The director pulls back the curtain to reaveal a handful of administration officials setting events in motion as though playing a game with toy soldiers, shifting the focus from those responsiblble
for the attacks on 9/11 to a dictator who was known to have no connection to Al-Qaeda whatever just for the hell of it basically and then making one staggeringly stupid mistake after another in the wake of the invasion.
Rumsfeld, Cheney, Rice, Bremer and their assistants-with the president just barely in the loop-can clearly be seen to have themselves set the stage for the insurgency. They needed no help from Osama bin Laden.
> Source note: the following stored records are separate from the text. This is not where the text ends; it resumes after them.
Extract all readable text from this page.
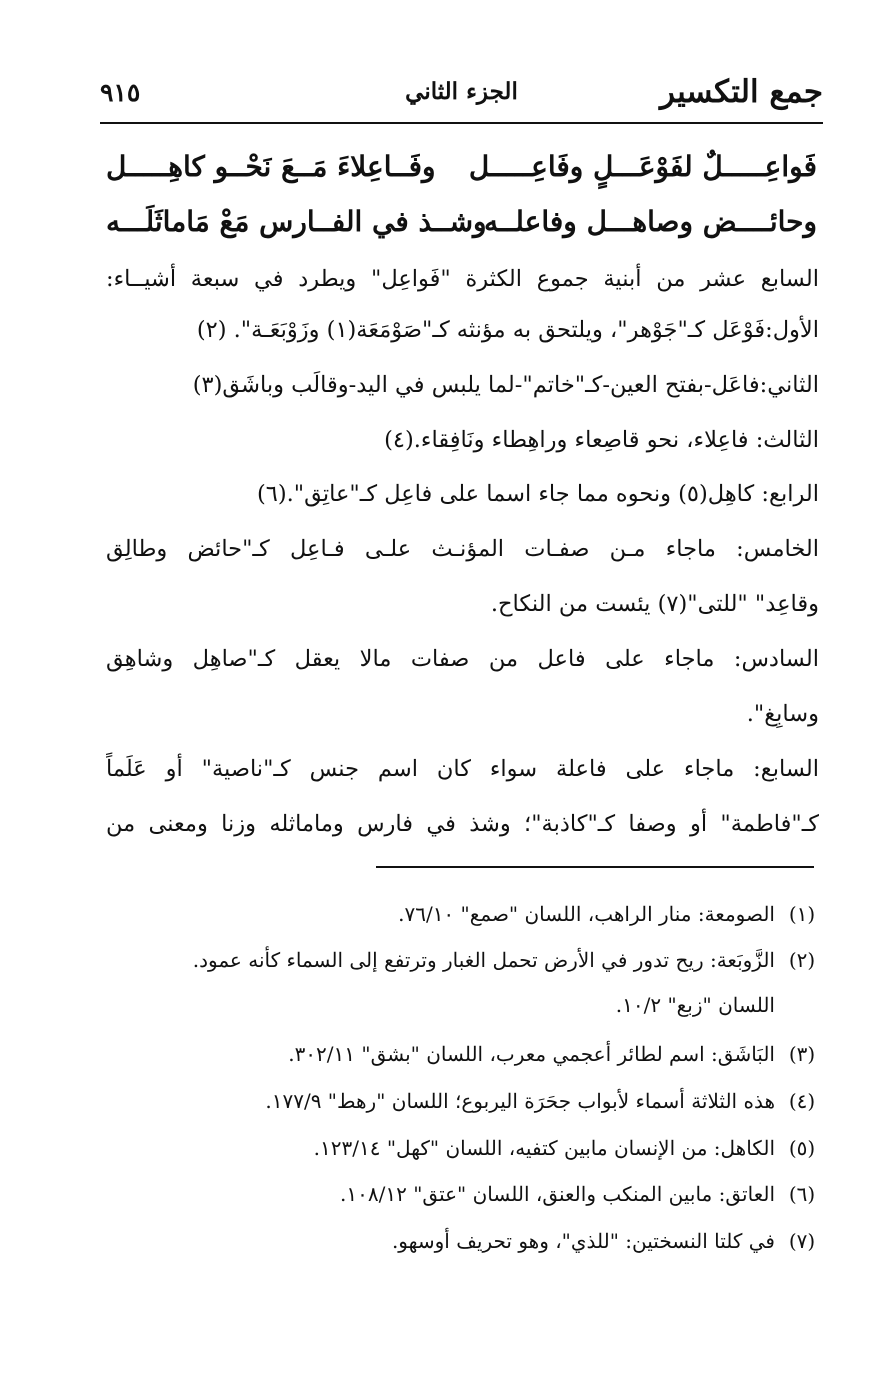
جمع التكسير
الجزء الثاني
٩١٥
فَواعِـــــلٌ لفَوْعَـــلٍ وفَاعِـــــل
وفَــاعِلاءَ مَــعَ نَحْــو كاهِـــــل
وحائــــض وصاهـــل وفاعلــه
وشــذ في الفــارس مَعْ مَاماثَلَـــه
السابع عشر من أبنية جموع الكثرة "فَواعِل" ويطرد في سبعة أشيــاء:
الأول:فَوْعَل كـ"جَوْهر"، ويلتحق به مؤنثه كـ"صَوْمَعَة(١) وزَوْبَعَـة". (٢)
الثاني:فاعَل-بفتح العين-كـ"خاتم"-لما يلبس في اليد-وقالَب وباشَق(٣)
الثالث: فاعِلاء، نحو قاصِعاء وراهِطاء ونَافِقاء.(٤)
الرابع: كاهِل(٥) ونحوه مما جاء اسما على فاعِل كـ"عاتِق".(٦)
الخامس: ماجاء مـن صفـات المؤنـث علـى فـاعِل كـ"حائض وطالِق
وقاعِد" "للتى"(٧) يئست من النكاح.
السادس: ماجاء على فاعل من صفات مالا يعقل كـ"صاهِل وشاهِق
وسابِغ".
السابع: ماجاء على فاعلة سواء كان اسم جنس كـ"ناصية" أو عَلَماً
كـ"فاطمة" أو وصفا كـ"كاذبة"؛ وشذ في فارس وماماثله وزنا ومعنى من
(١)الصومعة: منار الراهب، اللسان "صمع" ٧٦/١٠.
(٢)الزَّوبَعة: ريح تدور في الأرض تحمل الغبار وترتفع إلى السماء كأنه عمود.
اللسان "زبع" ١٠/٢.
(٣)البَاشَق: اسم لطائر أعجمي معرب، اللسان "بشق" ٣٠٢/١١.
(٤)هذه الثلاثة أسماء لأبواب جحَرَة اليربوع؛ اللسان "رهط" ١٧٧/٩.
(٥)الكاهل: من الإنسان مابين كتفيه، اللسان "كهل" ١٢٣/١٤.
(٦)العاتق: مابين المنكب والعنق، اللسان "عتق" ١٠٨/١٢.
(٧)في كلتا النسختين: "للذي"، وهو تحريف أوسهو.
U.S. forces failed to protect the Iraqi Museum and Library resulting in the loss of the country’s national heritage while sending the message to its people that their liberators placed little value on it.
By allowing the widespread looting which followed the assault on Baghdad to continue as American soldiers looked on, the administration sent the message that its citizens would have to look to Muslim militias for protection of their lives and property.
And the stupidest move of all: By disbanding the half million-man Iraqi army (which could have been used to restore order), the war’s
planners instead sent hundreds of thousands of suddenly unemployed, angry and heavily armed fighters into the streets where American personnel continue to be blown up by them on a regular basis to this day.
“No End In Sight” is the most important film of the year thus far and, more significantly, the most comprehensive, clear-eyed account of the Iraq debacle and the arrogance behind it that we have. If it doesn’t win the Oscar for best documentary, it will only be because its studio hired the same geniuses who sold this war to handle its award season marketing campaign.